Following the Bolshevik seizure of power in October 1917, Lenin’s Soviet government issued a decree repudiating all Tsarist debts. This marked the first time in modern history that a major state defaulted outright on its sovereign obligations – a trick that Russia nearly repeated in the 1998 financial meltdown. The Soviet leadership argued that the debt was illegitimate and had served to enrich capitalist powers and suppress the Russian working class. Ukraine has made similar “odious debt” arguments to refuse to repay a $3bn bond issued to the Yanukovych administration by Russian President Vladimir Putin in 2013 that helped spark the EuroMaidan revolution that ousted him.

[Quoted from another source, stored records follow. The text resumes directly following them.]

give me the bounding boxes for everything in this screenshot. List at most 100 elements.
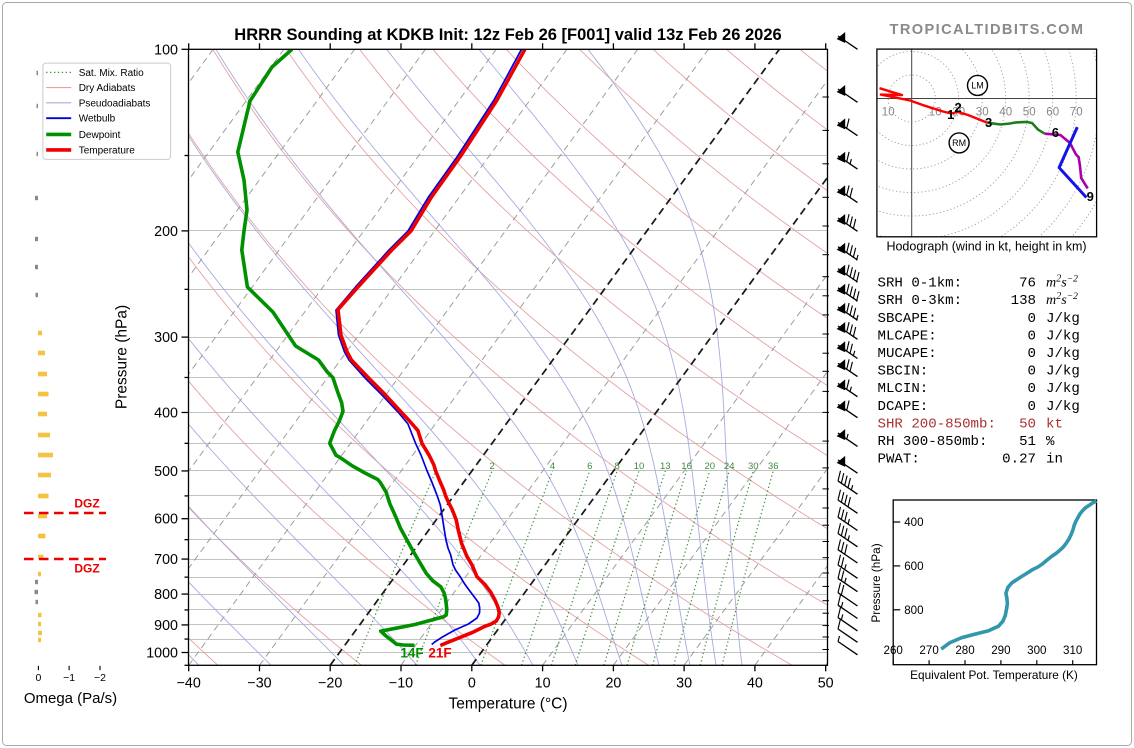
svg-text:−2: −2: [94, 672, 106, 684]
svg-text:MLCAPE:: MLCAPE:: [878, 328, 937, 344]
svg-text:10: 10: [535, 676, 551, 692]
svg-text:PWAT:: PWAT:: [878, 452, 920, 468]
svg-text:SHR 200-850mb:: SHR 200-850mb:: [878, 416, 996, 432]
svg-text:SRH 0-3km:: SRH 0-3km:: [878, 293, 963, 309]
svg-text:0: 0: [1028, 381, 1036, 397]
svg-text:260: 260: [884, 644, 903, 657]
svg-text:50: 50: [1019, 416, 1036, 432]
svg-text:2: 2: [489, 461, 494, 472]
svg-text:8: 8: [615, 461, 620, 472]
svg-text:DGZ: DGZ: [74, 497, 99, 511]
svg-text:−1: −1: [63, 672, 75, 684]
svg-text:21F: 21F: [428, 646, 451, 661]
svg-text:500: 500: [154, 464, 178, 480]
svg-text:4: 4: [550, 461, 555, 472]
svg-text:MLCIN:: MLCIN:: [878, 381, 929, 397]
svg-text:0: 0: [35, 672, 41, 684]
svg-text:16: 16: [681, 461, 692, 472]
svg-text:0: 0: [1028, 328, 1036, 344]
svg-text:24: 24: [724, 461, 735, 472]
svg-text:Sat. Mix. Ratio: Sat. Mix. Ratio: [79, 68, 144, 79]
svg-text:J/kg: J/kg: [1046, 364, 1080, 380]
svg-text:0: 0: [1028, 346, 1036, 362]
svg-text:270: 270: [919, 644, 938, 657]
svg-text:10: 10: [882, 106, 895, 118]
svg-text:HRRR Sounding at KDKB Init: 12: HRRR Sounding at KDKB Init: 12z Feb 26 […: [234, 26, 781, 44]
svg-text:800: 800: [904, 604, 923, 617]
svg-text:Pressure (hPa): Pressure (hPa): [114, 305, 131, 409]
svg-text:20: 20: [705, 461, 716, 472]
svg-text:290: 290: [991, 644, 1010, 657]
svg-text:TROPICALTIDBITS.COM: TROPICALTIDBITS.COM: [890, 22, 1085, 38]
svg-text:36: 36: [768, 461, 779, 472]
svg-text:J/kg: J/kg: [1046, 346, 1080, 362]
svg-text:Equivalent Pot. Temperature (K: Equivalent Pot. Temperature (K): [910, 668, 1078, 682]
svg-text:J/kg: J/kg: [1046, 381, 1080, 397]
svg-text:Pressure (hPa): Pressure (hPa): [869, 543, 883, 622]
svg-text:40: 40: [747, 676, 763, 692]
svg-text:−20: −20: [318, 676, 342, 692]
svg-text:600: 600: [154, 512, 178, 528]
svg-text:1: 1: [947, 107, 954, 122]
svg-text:in: in: [1046, 452, 1063, 468]
svg-text:0: 0: [1028, 399, 1036, 415]
svg-text:700: 700: [154, 552, 178, 568]
svg-text:SBCIN:: SBCIN:: [878, 364, 929, 380]
svg-text:J/kg: J/kg: [1046, 399, 1080, 415]
svg-text:50: 50: [1023, 106, 1036, 118]
svg-text:Omega (Pa/s): Omega (Pa/s): [24, 690, 117, 707]
svg-text:60: 60: [1046, 106, 1059, 118]
svg-text:Temperature: Temperature: [79, 145, 136, 156]
svg-text:30: 30: [676, 676, 692, 692]
svg-text:30: 30: [976, 106, 989, 118]
svg-text:J/kg: J/kg: [1046, 311, 1080, 327]
svg-text:−40: −40: [177, 676, 201, 692]
svg-text:310: 310: [1063, 644, 1082, 657]
svg-text:DGZ: DGZ: [74, 562, 99, 576]
svg-text:0: 0: [1028, 311, 1036, 327]
svg-text:400: 400: [904, 516, 923, 529]
svg-text:6: 6: [1052, 125, 1059, 140]
svg-text:Temperature (°C): Temperature (°C): [448, 696, 567, 713]
svg-text:50: 50: [818, 676, 834, 692]
svg-text:%: %: [1046, 434, 1055, 450]
svg-text:51: 51: [1019, 434, 1036, 450]
svg-text:1000: 1000: [146, 646, 178, 662]
svg-text:Hodograph (wind in kt, height: Hodograph (wind in kt, height in km): [886, 240, 1086, 254]
svg-text:9: 9: [1087, 189, 1094, 204]
svg-text:Wetbulb: Wetbulb: [79, 114, 116, 125]
svg-text:−10: −10: [389, 676, 413, 692]
svg-text:300: 300: [154, 330, 178, 346]
svg-text:600: 600: [904, 560, 923, 573]
svg-text:800: 800: [154, 587, 178, 603]
svg-text:MUCAPE:: MUCAPE:: [878, 346, 937, 362]
svg-text:SRH 0-1km:: SRH 0-1km:: [878, 276, 963, 292]
svg-text:14F: 14F: [400, 646, 423, 661]
svg-text:LM: LM: [971, 81, 984, 91]
svg-text:40: 40: [999, 106, 1012, 118]
svg-text:Dry Adiabats: Dry Adiabats: [79, 83, 136, 94]
svg-text:kt: kt: [1046, 416, 1063, 432]
svg-text:200: 200: [154, 224, 178, 240]
svg-text:900: 900: [154, 618, 178, 634]
svg-text:138: 138: [1011, 293, 1036, 309]
svg-text:3: 3: [985, 115, 992, 130]
svg-text:Dewpoint: Dewpoint: [79, 130, 121, 141]
svg-text:6: 6: [587, 461, 592, 472]
svg-text:300: 300: [1027, 644, 1046, 657]
svg-text:0: 0: [1028, 364, 1036, 380]
svg-text:10: 10: [634, 461, 645, 472]
svg-text:J/kg: J/kg: [1046, 328, 1080, 344]
svg-text:0: 0: [468, 676, 476, 692]
svg-text:280: 280: [955, 644, 974, 657]
svg-text:0.27: 0.27: [1002, 452, 1036, 468]
svg-text:13: 13: [660, 461, 671, 472]
svg-text:400: 400: [154, 406, 178, 422]
svg-text:2: 2: [954, 100, 961, 115]
svg-text:Pseudoadiabats: Pseudoadiabats: [79, 98, 151, 109]
svg-text:RM: RM: [952, 138, 966, 148]
svg-text:20: 20: [605, 676, 621, 692]
svg-text:−30: −30: [247, 676, 271, 692]
svg-text:76: 76: [1019, 276, 1036, 292]
svg-text:RH 300-850mb:: RH 300-850mb:: [878, 434, 988, 450]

Despite the Revolutionary default, the bonds continued to trade on secondary markets for decades, often at steep discounts. Some were acquired by speculators and legal entities, who viewed them as potential claims should a future Russian government resume payments. While some settlements were later reached—such as the 1996 Franco-Russian agreement to compensate French holders—no agreement was ever achieved with US investors.

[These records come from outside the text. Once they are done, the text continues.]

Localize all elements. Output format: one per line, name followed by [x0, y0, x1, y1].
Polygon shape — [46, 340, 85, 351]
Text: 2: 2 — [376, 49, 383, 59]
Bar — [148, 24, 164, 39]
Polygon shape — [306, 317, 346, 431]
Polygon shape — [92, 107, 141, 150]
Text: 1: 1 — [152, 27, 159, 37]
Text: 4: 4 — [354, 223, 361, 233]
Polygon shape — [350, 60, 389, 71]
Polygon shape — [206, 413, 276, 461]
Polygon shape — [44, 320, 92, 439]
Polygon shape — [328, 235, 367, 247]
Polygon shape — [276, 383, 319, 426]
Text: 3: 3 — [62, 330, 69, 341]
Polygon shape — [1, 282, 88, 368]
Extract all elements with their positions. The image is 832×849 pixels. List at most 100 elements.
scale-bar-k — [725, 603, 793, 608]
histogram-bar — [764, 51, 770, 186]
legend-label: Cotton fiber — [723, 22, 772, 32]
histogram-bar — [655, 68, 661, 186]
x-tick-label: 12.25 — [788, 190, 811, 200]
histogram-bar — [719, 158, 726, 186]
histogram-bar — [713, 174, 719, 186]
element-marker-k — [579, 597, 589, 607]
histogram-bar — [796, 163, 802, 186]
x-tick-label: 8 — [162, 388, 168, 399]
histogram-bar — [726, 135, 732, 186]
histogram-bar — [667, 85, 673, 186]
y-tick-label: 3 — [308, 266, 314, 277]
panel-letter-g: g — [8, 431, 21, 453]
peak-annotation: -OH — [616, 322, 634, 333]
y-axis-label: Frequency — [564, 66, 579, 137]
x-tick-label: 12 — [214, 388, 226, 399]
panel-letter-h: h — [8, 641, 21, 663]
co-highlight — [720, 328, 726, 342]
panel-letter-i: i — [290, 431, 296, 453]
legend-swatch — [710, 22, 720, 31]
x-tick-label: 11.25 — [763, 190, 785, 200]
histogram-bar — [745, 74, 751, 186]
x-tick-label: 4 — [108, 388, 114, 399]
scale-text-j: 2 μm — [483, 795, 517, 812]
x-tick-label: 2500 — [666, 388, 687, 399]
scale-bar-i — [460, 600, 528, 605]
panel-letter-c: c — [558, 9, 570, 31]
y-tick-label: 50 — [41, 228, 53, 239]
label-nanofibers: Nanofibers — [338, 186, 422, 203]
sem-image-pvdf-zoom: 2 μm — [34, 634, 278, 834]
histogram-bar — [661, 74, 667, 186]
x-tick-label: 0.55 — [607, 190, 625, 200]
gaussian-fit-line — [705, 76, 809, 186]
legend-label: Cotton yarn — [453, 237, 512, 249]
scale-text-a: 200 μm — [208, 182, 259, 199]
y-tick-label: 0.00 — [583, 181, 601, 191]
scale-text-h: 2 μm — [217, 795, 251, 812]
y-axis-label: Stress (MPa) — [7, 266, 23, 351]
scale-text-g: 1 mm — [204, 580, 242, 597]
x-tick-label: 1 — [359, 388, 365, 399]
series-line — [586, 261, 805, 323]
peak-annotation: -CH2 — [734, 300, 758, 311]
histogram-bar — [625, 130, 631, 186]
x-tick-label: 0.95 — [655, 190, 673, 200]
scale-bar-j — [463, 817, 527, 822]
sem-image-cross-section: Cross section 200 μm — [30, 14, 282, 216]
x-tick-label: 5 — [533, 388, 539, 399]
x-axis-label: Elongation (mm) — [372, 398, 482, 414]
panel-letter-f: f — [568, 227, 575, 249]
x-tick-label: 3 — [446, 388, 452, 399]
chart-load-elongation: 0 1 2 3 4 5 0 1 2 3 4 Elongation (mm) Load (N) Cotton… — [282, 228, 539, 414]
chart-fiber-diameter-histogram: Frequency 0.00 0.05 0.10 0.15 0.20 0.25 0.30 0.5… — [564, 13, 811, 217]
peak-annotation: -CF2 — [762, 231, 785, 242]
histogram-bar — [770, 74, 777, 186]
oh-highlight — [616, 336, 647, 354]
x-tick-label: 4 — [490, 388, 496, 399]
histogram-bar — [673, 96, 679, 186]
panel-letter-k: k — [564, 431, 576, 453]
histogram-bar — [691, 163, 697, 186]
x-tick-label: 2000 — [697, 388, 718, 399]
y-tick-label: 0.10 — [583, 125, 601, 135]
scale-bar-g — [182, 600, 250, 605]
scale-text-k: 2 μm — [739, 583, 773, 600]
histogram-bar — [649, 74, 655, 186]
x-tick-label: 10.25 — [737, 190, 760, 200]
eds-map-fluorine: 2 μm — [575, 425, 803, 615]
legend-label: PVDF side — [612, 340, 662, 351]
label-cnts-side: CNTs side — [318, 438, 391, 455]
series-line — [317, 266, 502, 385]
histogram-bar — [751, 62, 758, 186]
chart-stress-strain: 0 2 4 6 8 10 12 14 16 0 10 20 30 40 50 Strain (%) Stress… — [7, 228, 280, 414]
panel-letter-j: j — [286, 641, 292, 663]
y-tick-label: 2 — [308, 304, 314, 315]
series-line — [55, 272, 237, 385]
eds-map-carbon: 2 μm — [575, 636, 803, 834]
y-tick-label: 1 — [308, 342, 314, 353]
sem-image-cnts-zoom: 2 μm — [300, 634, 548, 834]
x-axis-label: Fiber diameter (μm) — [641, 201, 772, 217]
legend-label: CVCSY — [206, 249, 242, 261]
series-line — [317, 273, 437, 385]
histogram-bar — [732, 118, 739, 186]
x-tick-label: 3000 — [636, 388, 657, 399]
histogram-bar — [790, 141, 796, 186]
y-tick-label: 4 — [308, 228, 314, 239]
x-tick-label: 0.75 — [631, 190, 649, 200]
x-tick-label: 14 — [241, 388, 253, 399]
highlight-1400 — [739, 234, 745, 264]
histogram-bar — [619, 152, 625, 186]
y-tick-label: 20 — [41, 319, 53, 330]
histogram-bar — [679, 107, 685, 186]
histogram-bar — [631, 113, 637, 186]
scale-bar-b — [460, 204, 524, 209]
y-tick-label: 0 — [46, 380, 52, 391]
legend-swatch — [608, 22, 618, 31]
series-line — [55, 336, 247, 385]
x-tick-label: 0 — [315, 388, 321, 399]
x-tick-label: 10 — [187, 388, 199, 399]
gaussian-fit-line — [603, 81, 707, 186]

1990s attempt to retire the debt

The bonds were a millstone for the Yeltsin administration in the 1990s, spoiling Russia’s credit profile at a time when it had to borrow billions from the likes of the International Monetary Fund (IMF) as it struggled to recover from the collapse of the Soviet Union.

In the 1990s, following the collapse of the Soviet Union, the newly formed Russian Federation faced renewed pressure from foreign bondholders to settle outstanding claims on Imperial Russian debt, as a way of breaking European Russia’s links with its Soviet misadventure. Among the most serious diplomatic efforts to deal with the debt came during the premiership of Viktor Chernomyrdin, who served as Prime Minister from 1992 to 1998 under President Boris Yeltsin.

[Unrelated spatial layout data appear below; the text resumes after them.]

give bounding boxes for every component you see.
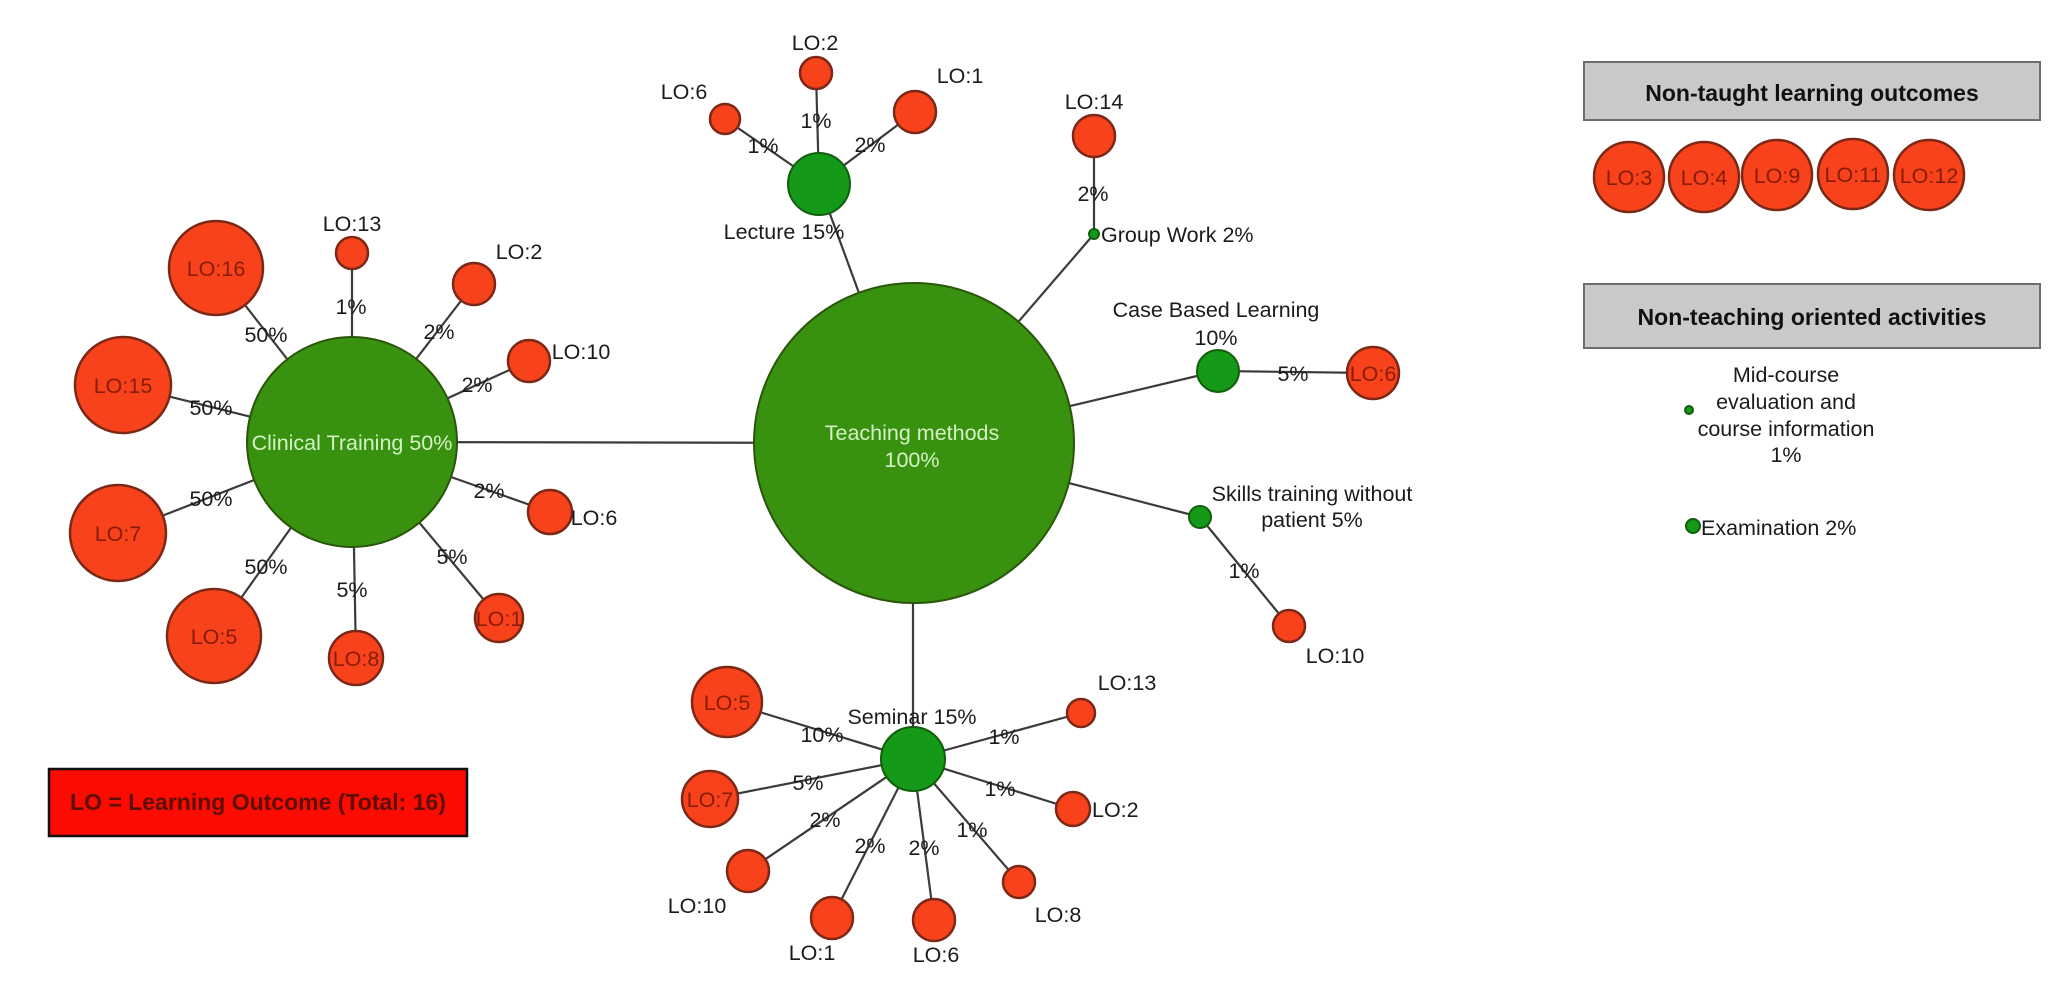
svg-text:LO:3: LO:3	[1606, 166, 1653, 190]
svg-text:LO:16: LO:16	[187, 257, 246, 281]
svg-text:10%: 10%	[800, 723, 843, 747]
svg-text:LO:2: LO:2	[496, 240, 543, 264]
svg-text:LO:6: LO:6	[661, 80, 708, 104]
svg-text:100%: 100%	[885, 448, 940, 472]
svg-text:2%: 2%	[854, 133, 885, 157]
svg-text:LO:2: LO:2	[792, 31, 839, 55]
svg-text:50%: 50%	[244, 323, 287, 347]
svg-text:LO:13: LO:13	[323, 212, 382, 236]
svg-text:2%: 2%	[908, 836, 939, 860]
svg-text:Lecture 15%: Lecture 15%	[724, 220, 845, 244]
svg-text:5%: 5%	[436, 545, 467, 569]
svg-text:LO:6: LO:6	[913, 943, 960, 967]
svg-text:1%: 1%	[1228, 559, 1259, 583]
svg-text:Examination 2%: Examination 2%	[1701, 516, 1856, 540]
svg-text:2%: 2%	[461, 373, 492, 397]
svg-text:LO:4: LO:4	[1681, 166, 1728, 190]
svg-text:2%: 2%	[423, 320, 454, 344]
svg-text:50%: 50%	[244, 555, 287, 579]
svg-text:course information: course information	[1698, 417, 1875, 441]
svg-text:LO:6: LO:6	[1350, 362, 1397, 386]
svg-text:LO:5: LO:5	[704, 691, 751, 715]
svg-text:LO:14: LO:14	[1065, 90, 1124, 114]
svg-text:LO:7: LO:7	[687, 788, 734, 812]
svg-text:LO:5: LO:5	[191, 625, 238, 649]
svg-text:LO:8: LO:8	[1035, 903, 1082, 927]
svg-text:LO:1: LO:1	[789, 941, 836, 965]
svg-text:50%: 50%	[189, 396, 232, 420]
svg-text:2%: 2%	[1077, 182, 1108, 206]
svg-text:evaluation and: evaluation and	[1716, 390, 1856, 414]
svg-text:LO:11: LO:11	[1825, 163, 1882, 187]
svg-text:Seminar 15%: Seminar 15%	[847, 705, 976, 729]
svg-text:LO:1: LO:1	[476, 607, 523, 631]
svg-text:Skills training without: Skills training without	[1212, 482, 1413, 506]
svg-text:2%: 2%	[854, 834, 885, 858]
svg-text:1%: 1%	[335, 295, 366, 319]
svg-text:LO:12: LO:12	[1900, 164, 1959, 188]
svg-text:2%: 2%	[809, 808, 840, 832]
svg-text:1%: 1%	[956, 818, 987, 842]
svg-text:Non-teaching oriented activiti: Non-teaching oriented activities	[1638, 304, 1987, 330]
svg-text:LO:10: LO:10	[552, 340, 611, 364]
svg-text:2%: 2%	[473, 479, 504, 503]
svg-text:1%: 1%	[747, 134, 778, 158]
svg-text:LO:6: LO:6	[571, 506, 618, 530]
svg-text:LO:2: LO:2	[1092, 798, 1139, 822]
svg-text:1%: 1%	[988, 725, 1019, 749]
svg-text:1%: 1%	[1770, 443, 1801, 467]
svg-text:Mid-course: Mid-course	[1733, 363, 1839, 387]
svg-text:LO:1: LO:1	[937, 64, 984, 88]
svg-text:5%: 5%	[336, 578, 367, 602]
svg-text:Non-taught learning outcomes: Non-taught learning outcomes	[1645, 80, 1979, 106]
svg-text:1%: 1%	[800, 109, 831, 133]
svg-text:LO:10: LO:10	[668, 894, 727, 918]
svg-text:Case Based Learning: Case Based Learning	[1113, 298, 1320, 322]
svg-text:LO:15: LO:15	[94, 374, 153, 398]
svg-text:LO:10: LO:10	[1306, 644, 1365, 668]
svg-text:LO:8: LO:8	[333, 647, 380, 671]
svg-text:Group Work 2%: Group Work 2%	[1101, 223, 1254, 247]
svg-text:5%: 5%	[792, 771, 823, 795]
svg-text:LO = Learning Outcome (Total:: LO = Learning Outcome (Total: 16)	[70, 789, 446, 815]
svg-text:LO:9: LO:9	[1754, 164, 1801, 188]
svg-text:50%: 50%	[189, 487, 232, 511]
svg-text:1%: 1%	[984, 777, 1015, 801]
svg-text:5%: 5%	[1277, 362, 1308, 386]
svg-text:LO:13: LO:13	[1098, 671, 1157, 695]
svg-text:Teaching methods: Teaching methods	[825, 421, 1000, 445]
svg-text:patient 5%: patient 5%	[1261, 508, 1363, 532]
svg-text:Clinical Training 50%: Clinical Training 50%	[252, 431, 453, 455]
svg-text:10%: 10%	[1194, 326, 1237, 350]
svg-text:LO:7: LO:7	[95, 522, 142, 546]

Chernomyrdin’s government, tasked with stabilising Russia’s post-Soviet economy and re-establishing international creditworthiness, re-engaged for the first time since the revolution in a series of top level negotiations with Western governments over the legacy debts of both the Soviet Union and the Russian Empire. These talks were part of broader efforts to normalise Russia’s financial relationships and secure access to international capital markets on which Russia’s economy had become increasingly dependent.

And some progress was made. Russia reached partial settlements with several countries regarding Imperial-era bonds. The most notable agreement was with France. In 1996, after prolonged negotiations, Moscow and Paris signed a bilateral accord under which Russia agreed to pay FRF400mn (around $80mn at the time) to compensate the descendants of approximately 300,000 French holders of Tsarist bonds. The settlement was framed not as full repayment, but as a goodwill gesture to close the issue diplomatically. The French government had purchased the bonds from its citizens and thus held the claims directly.

However, similar agreements with other creditor nations, including the US, were never concluded. One of the obstacles was that, unlike France or the UK, the US government had not formally acquired the claims of its bondholders, making it more difficult to conduct a state-to-state resolution. In addition, the scale of the claims and the lack of detailed registries of US bondholders complicated negotiations.

In a 1997 interview with The New York Times, Russian officials made clear that Moscow considered the 1918 repudiation of Tsarist debts as final, but remained open to limited settlements in the interest of diplomatic normalisation. Chernomyrdin, known for his pragmatic approach and unintelligible speeches, sought to distance modern Russia from the legal and financial burdens of both the Soviet and Imperial eras, but recognised that resolving legacy debt issues was essential to improving Russia’s global financial standing.

Ultimately, the 1990s efforts under Chernomyrdin led to some targeted settlements, but failed to produce a comprehensive resolution for US holders of Tsarist bonds—a legacy that continues to fuel legal claims to this day.

As Chernomyrdin most famously said: “We hoped for the best, but everything turned out like always.”